Помывшись, он тщательно растерся полотенцем, оделся в свежее и сходил в погреб – за тутовкой. Выпил ровно столько, чтобы напиться, но контроля над собой не терять. Долго курил, усевшись на подоконнике, прислонившись спиной к распахнутой настежь створке окна. Наблюдал, как Косая Вардануш вывешивает его выстиранную одежду. Закатное солнце светило ей в лицо, она щурилась и привставала на цыпочки, чтоб дотянуться до веревки, суетливо разглаживала пальцами края сорочки и пришпиливала ее деревянными прищепками.

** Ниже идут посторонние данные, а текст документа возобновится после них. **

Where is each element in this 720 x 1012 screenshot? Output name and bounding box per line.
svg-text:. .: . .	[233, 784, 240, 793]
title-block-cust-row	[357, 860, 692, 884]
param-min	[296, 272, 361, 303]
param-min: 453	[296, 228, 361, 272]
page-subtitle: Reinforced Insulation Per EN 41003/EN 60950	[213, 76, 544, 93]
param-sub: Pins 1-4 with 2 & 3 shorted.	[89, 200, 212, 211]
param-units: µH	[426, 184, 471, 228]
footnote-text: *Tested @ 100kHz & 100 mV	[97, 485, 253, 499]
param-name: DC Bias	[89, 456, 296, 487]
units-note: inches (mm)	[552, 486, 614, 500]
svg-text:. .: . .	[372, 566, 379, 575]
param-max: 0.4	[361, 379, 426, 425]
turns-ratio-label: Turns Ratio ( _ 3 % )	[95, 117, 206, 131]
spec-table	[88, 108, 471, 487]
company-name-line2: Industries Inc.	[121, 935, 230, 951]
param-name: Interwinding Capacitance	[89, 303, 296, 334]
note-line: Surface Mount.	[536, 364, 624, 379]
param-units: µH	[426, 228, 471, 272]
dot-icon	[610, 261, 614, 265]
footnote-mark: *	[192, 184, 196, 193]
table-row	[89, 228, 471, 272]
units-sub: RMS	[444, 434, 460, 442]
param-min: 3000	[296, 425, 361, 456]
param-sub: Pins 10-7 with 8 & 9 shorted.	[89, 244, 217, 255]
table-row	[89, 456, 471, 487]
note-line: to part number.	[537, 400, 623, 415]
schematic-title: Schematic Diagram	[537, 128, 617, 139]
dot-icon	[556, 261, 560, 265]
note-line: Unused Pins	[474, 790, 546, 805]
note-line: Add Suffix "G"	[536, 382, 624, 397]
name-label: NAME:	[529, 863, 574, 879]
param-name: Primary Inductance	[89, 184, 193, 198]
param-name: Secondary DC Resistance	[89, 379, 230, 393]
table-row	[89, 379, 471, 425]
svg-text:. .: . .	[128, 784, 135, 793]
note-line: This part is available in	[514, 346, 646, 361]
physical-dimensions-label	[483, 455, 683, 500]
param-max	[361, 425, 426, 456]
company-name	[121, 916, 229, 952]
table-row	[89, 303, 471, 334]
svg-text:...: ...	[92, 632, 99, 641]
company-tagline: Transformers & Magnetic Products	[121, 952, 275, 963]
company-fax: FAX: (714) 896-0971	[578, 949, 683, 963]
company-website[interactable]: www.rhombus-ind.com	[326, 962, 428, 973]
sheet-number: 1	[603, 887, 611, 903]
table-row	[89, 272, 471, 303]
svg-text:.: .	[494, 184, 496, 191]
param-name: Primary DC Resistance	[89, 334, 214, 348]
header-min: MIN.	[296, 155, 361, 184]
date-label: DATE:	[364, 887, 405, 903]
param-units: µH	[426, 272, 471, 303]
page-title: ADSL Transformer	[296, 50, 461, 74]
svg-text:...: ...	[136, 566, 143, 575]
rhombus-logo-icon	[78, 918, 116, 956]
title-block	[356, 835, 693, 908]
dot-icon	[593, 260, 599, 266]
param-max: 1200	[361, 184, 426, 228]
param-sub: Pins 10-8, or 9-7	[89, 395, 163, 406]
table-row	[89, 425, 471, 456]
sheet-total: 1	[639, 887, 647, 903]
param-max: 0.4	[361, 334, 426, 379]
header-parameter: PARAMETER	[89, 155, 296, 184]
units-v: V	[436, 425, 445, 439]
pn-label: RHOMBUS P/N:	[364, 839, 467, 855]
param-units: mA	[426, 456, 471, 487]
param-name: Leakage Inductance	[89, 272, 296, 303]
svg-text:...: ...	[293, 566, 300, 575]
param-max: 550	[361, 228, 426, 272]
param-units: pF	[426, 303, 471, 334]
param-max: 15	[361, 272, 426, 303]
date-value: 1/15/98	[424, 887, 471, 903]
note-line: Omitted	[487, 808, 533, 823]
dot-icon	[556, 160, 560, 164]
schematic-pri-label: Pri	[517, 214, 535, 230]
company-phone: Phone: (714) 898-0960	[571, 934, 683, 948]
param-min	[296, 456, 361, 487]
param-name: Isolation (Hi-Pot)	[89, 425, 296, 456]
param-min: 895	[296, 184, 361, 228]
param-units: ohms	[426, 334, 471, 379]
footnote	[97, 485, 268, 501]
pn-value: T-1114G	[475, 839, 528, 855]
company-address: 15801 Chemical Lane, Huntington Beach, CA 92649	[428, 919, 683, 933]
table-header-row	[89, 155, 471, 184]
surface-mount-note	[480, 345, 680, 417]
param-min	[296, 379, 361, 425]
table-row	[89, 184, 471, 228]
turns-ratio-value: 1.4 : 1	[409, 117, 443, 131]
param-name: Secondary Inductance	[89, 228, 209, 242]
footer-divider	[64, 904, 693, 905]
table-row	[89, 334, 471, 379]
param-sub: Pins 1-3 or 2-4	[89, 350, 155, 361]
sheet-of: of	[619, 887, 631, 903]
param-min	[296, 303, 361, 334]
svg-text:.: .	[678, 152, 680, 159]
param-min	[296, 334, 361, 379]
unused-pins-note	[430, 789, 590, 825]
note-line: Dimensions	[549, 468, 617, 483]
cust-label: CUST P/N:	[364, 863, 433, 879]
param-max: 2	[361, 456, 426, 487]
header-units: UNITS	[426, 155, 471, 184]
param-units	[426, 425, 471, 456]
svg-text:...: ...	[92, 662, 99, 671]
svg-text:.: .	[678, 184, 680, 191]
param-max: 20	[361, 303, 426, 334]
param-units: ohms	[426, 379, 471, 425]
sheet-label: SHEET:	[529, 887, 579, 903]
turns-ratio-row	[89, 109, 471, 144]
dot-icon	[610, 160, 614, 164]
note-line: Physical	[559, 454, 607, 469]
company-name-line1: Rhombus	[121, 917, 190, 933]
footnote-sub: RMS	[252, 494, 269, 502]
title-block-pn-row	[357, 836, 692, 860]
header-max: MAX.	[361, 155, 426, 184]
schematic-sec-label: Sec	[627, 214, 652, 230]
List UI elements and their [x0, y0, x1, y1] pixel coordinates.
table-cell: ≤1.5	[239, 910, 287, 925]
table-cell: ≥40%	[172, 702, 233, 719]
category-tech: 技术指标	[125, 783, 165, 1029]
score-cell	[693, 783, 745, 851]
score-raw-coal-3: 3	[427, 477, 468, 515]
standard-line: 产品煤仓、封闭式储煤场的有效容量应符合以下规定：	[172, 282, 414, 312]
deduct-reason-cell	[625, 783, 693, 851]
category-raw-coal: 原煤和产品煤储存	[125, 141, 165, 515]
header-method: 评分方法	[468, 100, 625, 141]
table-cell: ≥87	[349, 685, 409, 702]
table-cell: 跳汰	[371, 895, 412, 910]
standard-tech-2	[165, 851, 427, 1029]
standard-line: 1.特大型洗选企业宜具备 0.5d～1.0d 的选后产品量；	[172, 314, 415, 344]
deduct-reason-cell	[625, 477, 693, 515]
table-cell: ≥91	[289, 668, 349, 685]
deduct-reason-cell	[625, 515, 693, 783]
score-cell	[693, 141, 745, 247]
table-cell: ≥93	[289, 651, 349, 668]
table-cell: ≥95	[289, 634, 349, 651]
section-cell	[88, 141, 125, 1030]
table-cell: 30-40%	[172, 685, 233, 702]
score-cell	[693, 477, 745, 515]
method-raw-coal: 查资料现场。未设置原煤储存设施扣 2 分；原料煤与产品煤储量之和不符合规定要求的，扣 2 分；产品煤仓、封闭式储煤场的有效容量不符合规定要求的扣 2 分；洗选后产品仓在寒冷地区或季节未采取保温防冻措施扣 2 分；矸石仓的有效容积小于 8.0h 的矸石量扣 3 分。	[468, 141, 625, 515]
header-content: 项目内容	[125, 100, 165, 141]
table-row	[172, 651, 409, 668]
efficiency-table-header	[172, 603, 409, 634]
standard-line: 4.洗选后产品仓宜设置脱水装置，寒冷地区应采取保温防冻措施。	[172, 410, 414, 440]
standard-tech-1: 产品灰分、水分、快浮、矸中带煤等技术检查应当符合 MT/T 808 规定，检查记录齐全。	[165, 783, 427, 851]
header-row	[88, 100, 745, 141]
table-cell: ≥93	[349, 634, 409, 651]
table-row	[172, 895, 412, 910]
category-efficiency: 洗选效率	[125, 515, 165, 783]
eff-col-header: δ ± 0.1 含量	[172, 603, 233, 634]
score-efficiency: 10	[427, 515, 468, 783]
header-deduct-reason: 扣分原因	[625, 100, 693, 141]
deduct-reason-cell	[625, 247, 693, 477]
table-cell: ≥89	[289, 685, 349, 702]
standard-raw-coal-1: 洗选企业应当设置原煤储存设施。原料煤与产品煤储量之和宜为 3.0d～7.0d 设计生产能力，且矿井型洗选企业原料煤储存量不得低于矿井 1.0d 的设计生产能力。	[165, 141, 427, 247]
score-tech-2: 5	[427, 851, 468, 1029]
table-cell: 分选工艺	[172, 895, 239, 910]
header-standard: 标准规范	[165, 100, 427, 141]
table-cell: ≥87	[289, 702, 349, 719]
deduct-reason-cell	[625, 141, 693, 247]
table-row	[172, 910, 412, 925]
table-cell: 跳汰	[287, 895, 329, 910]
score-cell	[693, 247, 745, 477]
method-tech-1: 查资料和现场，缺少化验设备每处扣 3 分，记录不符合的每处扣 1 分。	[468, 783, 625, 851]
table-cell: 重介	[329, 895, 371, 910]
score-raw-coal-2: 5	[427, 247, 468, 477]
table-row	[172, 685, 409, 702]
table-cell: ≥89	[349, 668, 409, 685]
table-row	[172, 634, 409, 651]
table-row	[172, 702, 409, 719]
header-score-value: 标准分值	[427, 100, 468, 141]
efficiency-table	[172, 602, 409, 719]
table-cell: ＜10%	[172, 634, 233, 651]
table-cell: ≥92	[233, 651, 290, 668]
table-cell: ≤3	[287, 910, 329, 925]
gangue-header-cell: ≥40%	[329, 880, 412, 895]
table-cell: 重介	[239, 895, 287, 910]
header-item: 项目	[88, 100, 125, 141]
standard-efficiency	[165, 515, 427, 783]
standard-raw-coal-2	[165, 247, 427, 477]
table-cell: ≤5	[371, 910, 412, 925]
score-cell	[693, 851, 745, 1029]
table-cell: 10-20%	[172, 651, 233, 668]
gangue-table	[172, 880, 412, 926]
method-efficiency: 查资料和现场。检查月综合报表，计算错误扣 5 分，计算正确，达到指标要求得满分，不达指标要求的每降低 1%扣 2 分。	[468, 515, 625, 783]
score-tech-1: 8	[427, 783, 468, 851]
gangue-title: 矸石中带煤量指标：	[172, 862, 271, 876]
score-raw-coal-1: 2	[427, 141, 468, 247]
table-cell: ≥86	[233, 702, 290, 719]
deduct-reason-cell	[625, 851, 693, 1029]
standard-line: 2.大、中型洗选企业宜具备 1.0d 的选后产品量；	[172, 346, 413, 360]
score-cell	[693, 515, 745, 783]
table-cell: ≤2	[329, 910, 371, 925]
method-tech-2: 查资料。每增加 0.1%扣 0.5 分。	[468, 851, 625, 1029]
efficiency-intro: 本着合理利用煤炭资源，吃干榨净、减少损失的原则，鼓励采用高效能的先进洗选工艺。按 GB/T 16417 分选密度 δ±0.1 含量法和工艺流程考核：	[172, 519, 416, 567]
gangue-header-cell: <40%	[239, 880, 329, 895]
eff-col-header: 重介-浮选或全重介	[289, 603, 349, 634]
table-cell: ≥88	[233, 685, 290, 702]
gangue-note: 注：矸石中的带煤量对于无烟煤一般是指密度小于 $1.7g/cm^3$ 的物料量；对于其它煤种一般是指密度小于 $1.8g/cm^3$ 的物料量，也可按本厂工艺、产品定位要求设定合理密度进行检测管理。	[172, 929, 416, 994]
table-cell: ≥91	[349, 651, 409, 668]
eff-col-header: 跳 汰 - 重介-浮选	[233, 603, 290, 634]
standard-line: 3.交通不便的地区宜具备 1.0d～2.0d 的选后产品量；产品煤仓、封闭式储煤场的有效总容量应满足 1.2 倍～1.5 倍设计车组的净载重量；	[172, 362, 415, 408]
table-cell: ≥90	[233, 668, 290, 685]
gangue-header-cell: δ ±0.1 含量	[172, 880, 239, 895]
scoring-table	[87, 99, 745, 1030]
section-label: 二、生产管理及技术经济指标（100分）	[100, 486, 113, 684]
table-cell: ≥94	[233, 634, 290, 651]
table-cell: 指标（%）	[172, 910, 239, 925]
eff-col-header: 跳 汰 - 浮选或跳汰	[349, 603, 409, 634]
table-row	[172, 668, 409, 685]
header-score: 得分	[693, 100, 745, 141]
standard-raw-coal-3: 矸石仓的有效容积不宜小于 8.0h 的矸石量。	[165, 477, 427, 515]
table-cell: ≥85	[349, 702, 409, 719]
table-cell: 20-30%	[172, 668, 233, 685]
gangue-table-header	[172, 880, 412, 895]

Подол ситцевого платья задрался, оголив ее крепкие стройные икры и беззащитно-трогательные подколенные ямки. Бениамин с равнодушием думал о том, что не будь она такой несусветной дурой, из нее получилась бы хорошая жена, и дети, наверное, пошли бы внешностью в нее – рыжеволосые (рыжие почти всегда перебивают другую масть) и светлоглазые, с тонко вылепленными носами и высокими скулами. Но Вардануш была одинока: даже красота и ладная ее фигура не в силах были привлечь мало-мальского мужского внимания, потому что глупость ее была того откровенного и непрошибаемого толка, которая ничего, кроме недоумения и даже откровенного отторжения, у людей не вызывает.